British Eccentrics: A Postscript To Eggs Like Fanny’s
Following on from yesterday’s comments, I took another look at Fanny. At the heart of her cookery were Escoffier’s rules, so this morning I followed her technique for plain simple scrambled eggs and suddenly realised the difference, and why she became an influence on chefs. To a postwar rationed bankrupt nation her food was aspirational.
The recipe only works if you defy all the techniques you’ve learned about gentle heat and light cooking. You use an scorching iron skillet, fresh red-yolk farm eggs, smoking butter and oil, no milk, a sharp-edged fork, an enormous amount of vigour and a very vigilant eye. The second the eggs start to coagulate you churn without disturbing the mix (some French chefs mix eggs with the blade of a knife) and turn off the heat.
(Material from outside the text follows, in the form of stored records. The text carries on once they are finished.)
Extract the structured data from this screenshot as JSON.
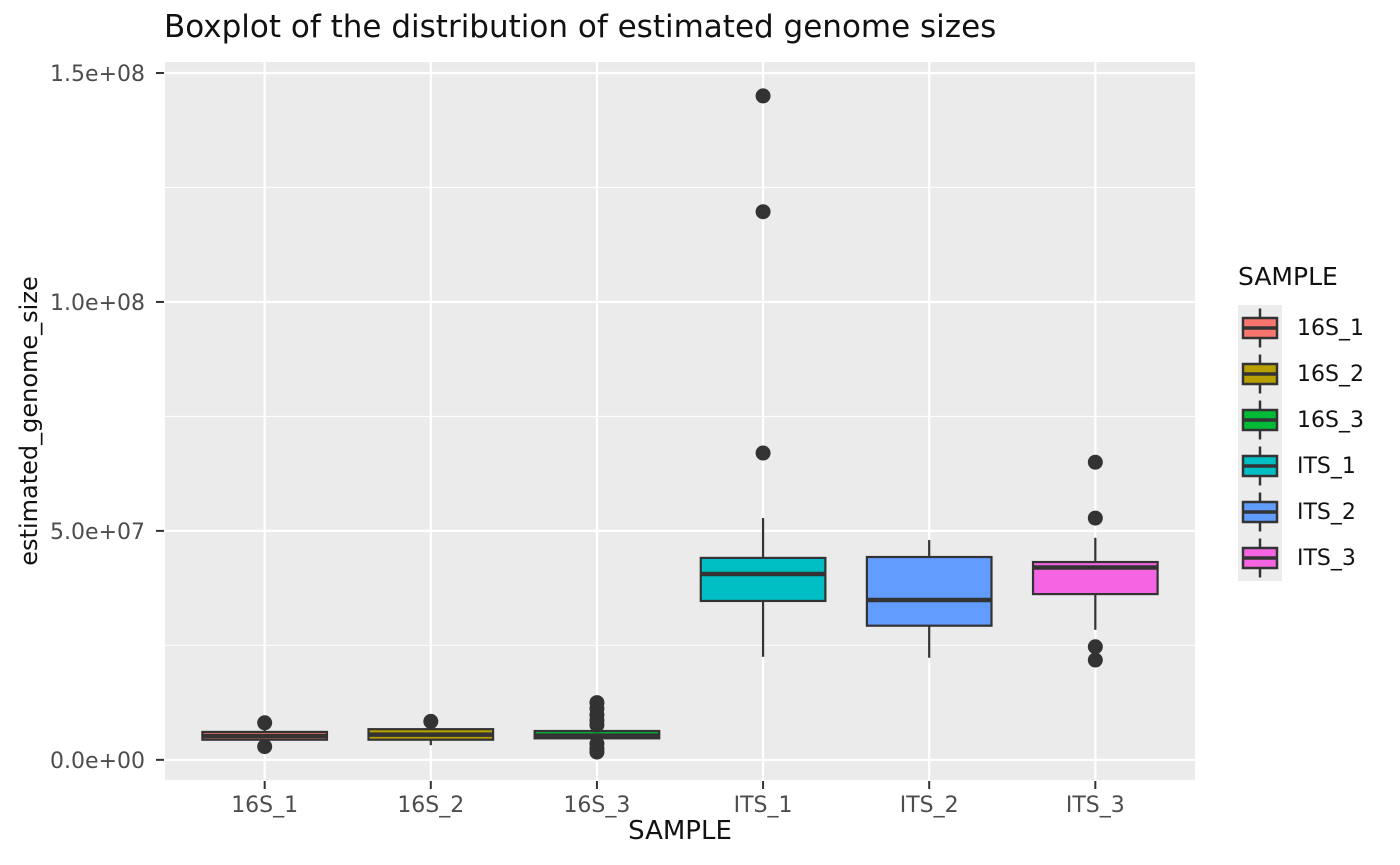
{
  "title": "Boxplot of the distribution of estimated genome sizes",
  "chart_data": {
    "type": "boxplot",
    "title": "Boxplot of the distribution of estimated genome sizes",
    "xlabel": "SAMPLE",
    "ylabel": "estimated_genome_size",
    "legend": {
      "title": "SAMPLE",
      "position": "right"
    },
    "categories": [
      "16S_1",
      "16S_2",
      "16S_3",
      "ITS_1",
      "ITS_2",
      "ITS_3"
    ],
    "y_ticks": [
      {
        "value": 0,
        "label": "0.0e+00"
      },
      {
        "value": 50000000,
        "label": "5.0e+07"
      },
      {
        "value": 100000000,
        "label": "1.0e+08"
      },
      {
        "value": 150000000,
        "label": "1.5e+08"
      }
    ],
    "y_minor_ticks": [
      25000000,
      75000000,
      125000000
    ],
    "ylim": [
      -4400000,
      152400000
    ],
    "grid": true,
    "series": [
      {
        "name": "16S_1",
        "color": "#F8766D",
        "whisker_low": 3600000,
        "q1": 4400000,
        "median": 5200000,
        "q3": 6100000,
        "whisker_high": 6900000,
        "outliers": [
          8100000,
          2900000
        ]
      },
      {
        "name": "16S_2",
        "color": "#B79F00",
        "whisker_low": 3200000,
        "q1": 4400000,
        "median": 5500000,
        "q3": 6700000,
        "whisker_high": 7200000,
        "outliers": [
          8400000
        ]
      },
      {
        "name": "16S_3",
        "color": "#00BA38",
        "whisker_low": 4000000,
        "q1": 4700000,
        "median": 5300000,
        "q3": 6300000,
        "whisker_high": 7000000,
        "outliers": [
          12500000,
          11200000,
          9800000,
          8600000,
          7600000,
          3500000,
          2400000,
          1700000
        ]
      },
      {
        "name": "ITS_1",
        "color": "#00BFC4",
        "whisker_low": 22500000,
        "q1": 34700000,
        "median": 40600000,
        "q3": 44100000,
        "whisker_high": 52800000,
        "outliers": [
          145000000,
          119700000,
          67000000
        ]
      },
      {
        "name": "ITS_2",
        "color": "#619CFF",
        "whisker_low": 22300000,
        "q1": 29300000,
        "median": 34900000,
        "q3": 44300000,
        "whisker_high": 48000000,
        "outliers": []
      },
      {
        "name": "ITS_3",
        "color": "#F564E3",
        "whisker_low": 28400000,
        "q1": 36200000,
        "median": 42000000,
        "q3": 43200000,
        "whisker_high": 48500000,
        "outliers": [
          65000000,
          52800000,
          24700000,
          21800000
        ]
      }
    ],
    "colors": {
      "background": "#FFFFFF",
      "panel_bg": "#EBEBEB",
      "grid": "#FFFFFF",
      "box_stroke": "#333333",
      "outlier": "#333333",
      "axis_tick": "#333333",
      "tick_label": "#4D4D4D",
      "text": "#111111",
      "legend_key_bg": "#ECECEC"
    }
  }
}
The result is deep orange, lumpy and full of variant colour and texture – so unique-looking that I couldn’t find an online shot remotely like them (I did not have time to stop for a pan-selfie). I once had a dish of parsi eggs on the roof of an old fort in India that had the exact same colour – that’s the only reference I have.
Or you could eat these. This is the Wikipedia photo entry for ‘scrambled eggs’, like someone emptied a packet of crisps into a bowl. Fanny wasn’t pretty but she was no fool.